With the first confirmed case of the Omicron coronavirus identified today in the United States and as the variant continues to spread around the world, scientists are working to evaluate the risks and answer critical questions such as whether the variant is more infectious and if the current vaccines might be less effective.
Rutgers Today spoke with some of the university’s experts in infectious disease, epidemiology, pediatrics, and global health about Omicron, which the World Health Organization has labeled a variant of concern.
Should people still get vaccinated?
Professor at Robert Wood Johnson Medical School and vice chancellor for translational medicine
Core faculty member of Rutgers Global Health Institute
“The Omicron variant certainly raises concerns. However, the consequence of the variant on morbidity and mortality remains unclear. The bottom line — everyone should get vaccinated as soon as possible as more data becomes available. Despite a universal feeling of COVID-19 fatigue, substantial progress, tenacity and fortitude have in part curbed the pandemic. This year is fundamentally different from last year regarding COVID-19 morbidity and mortality. Variants of SARS CoV-2 are inevitable but vaccines have saved lives.”
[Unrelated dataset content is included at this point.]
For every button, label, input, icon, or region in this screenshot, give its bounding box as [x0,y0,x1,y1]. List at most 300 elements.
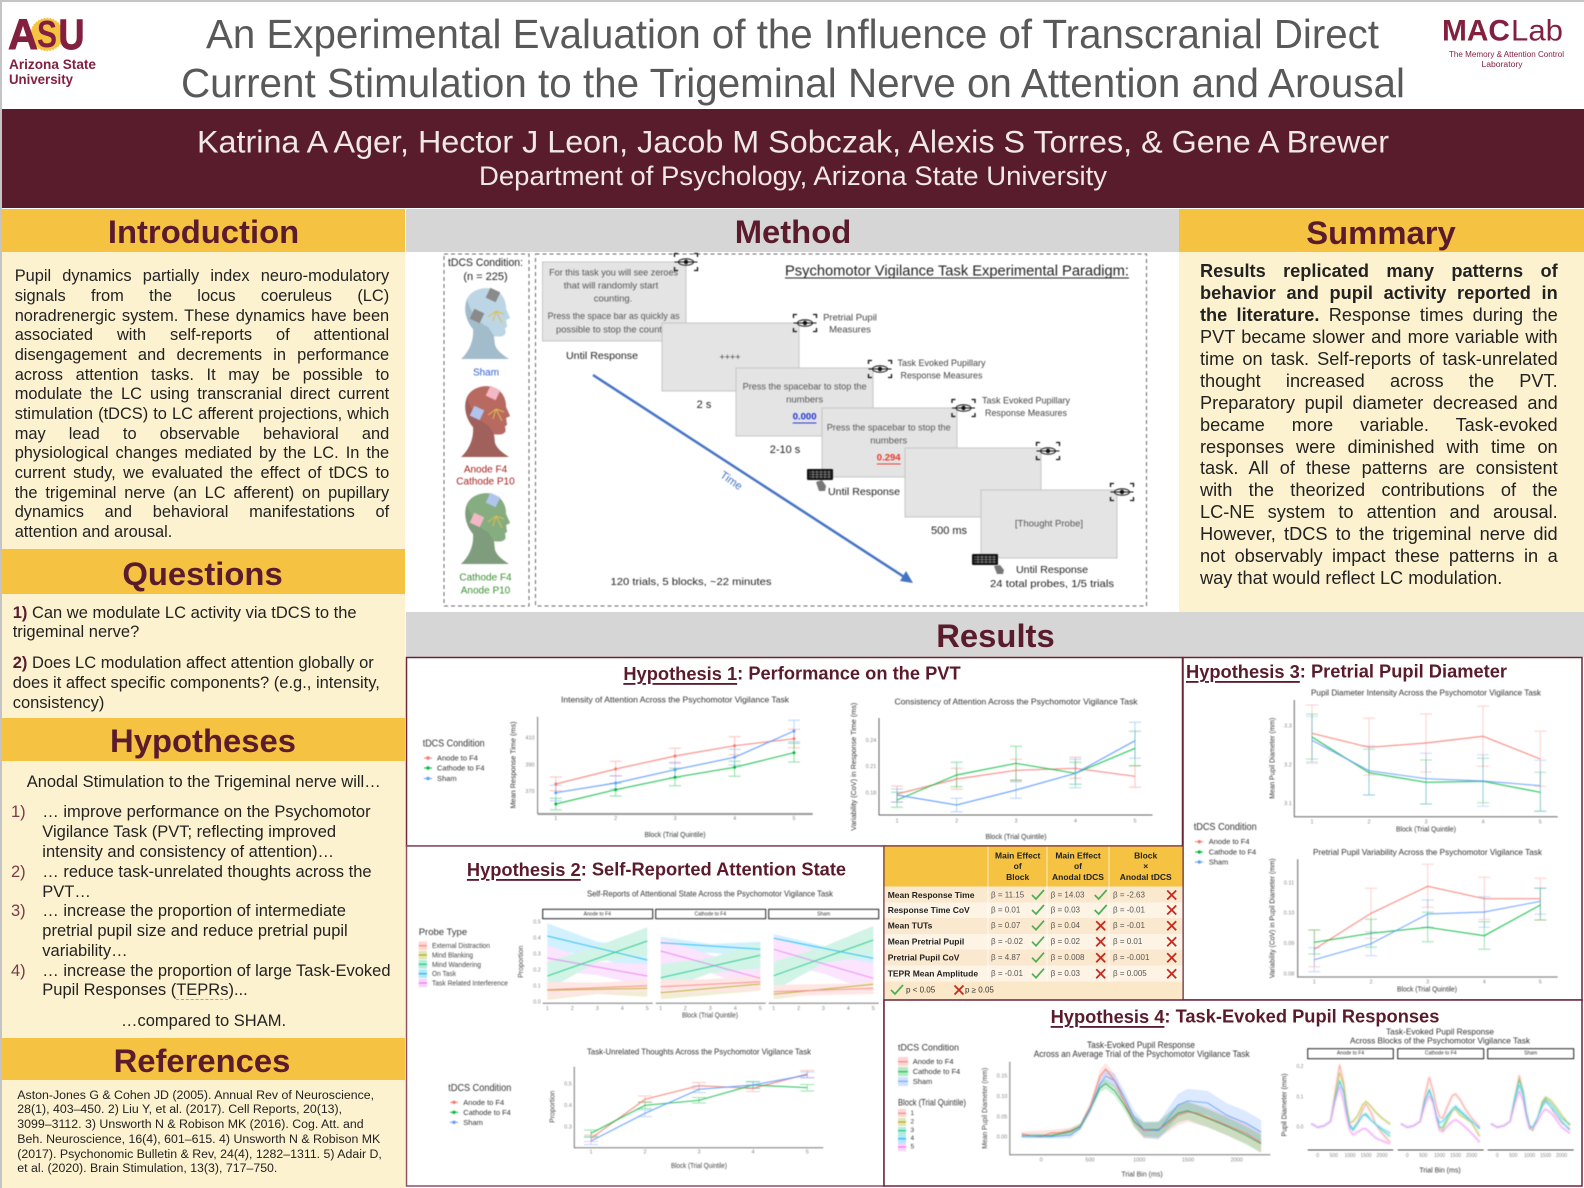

How will this new variant affect children?
Associate professor of pediatrics at Robert Wood Johnson Medical School
“It’s unclear how this new variant will affect children, but we encourage all children who are eligible to get their COVID-19 vaccine shots, to do so as soon as they can. Similar to all of the variants so far, the likelihood of cross protection by being vaccinated is high. The more kids get vaccinated, the safer it will be.”
Are travel bans effective, and how do these new dynamics affect issues of health equity?
Director of Rutgers Global Health Institute
Professor at Robert Wood Johnson Medical School and School of Public Health
“The travel bans are harsh examples of the unethical and, quite frankly, ridiculous decisions that continue to undermine our global unity in battling this pandemic. For all the talk of ‘following the science,’ what this amounts to is actually the opposite. Banning travel from southern African countries when the Omicron variant is already spreading here shows a total lack of evidence-based decision-making. And these restrictions could have a chilling effect on global collaboration and scientific transparency when it comes to releasing public health information because national governments may not want to risk the potential economic and social consequences that could result from intrusive restrictions such as these travel bans. This is yet another misstep that’s widening the health equity gap around the world. And the wider that gets, the worse off we all are.”
Will the coronavirus ever stop mutating to new variants?
Stanley H. Weiss
Infectious and chronic disease epidemiologist and professor at New Jersey Medical School and School of Public Health
“Especially with RNA viruses, their nature is to continually mutate, which means new forms of COVID-19 will continue to evolve moving forward. What we need is to learn how to live with this virus. It’s expected that we may see future variants as well.”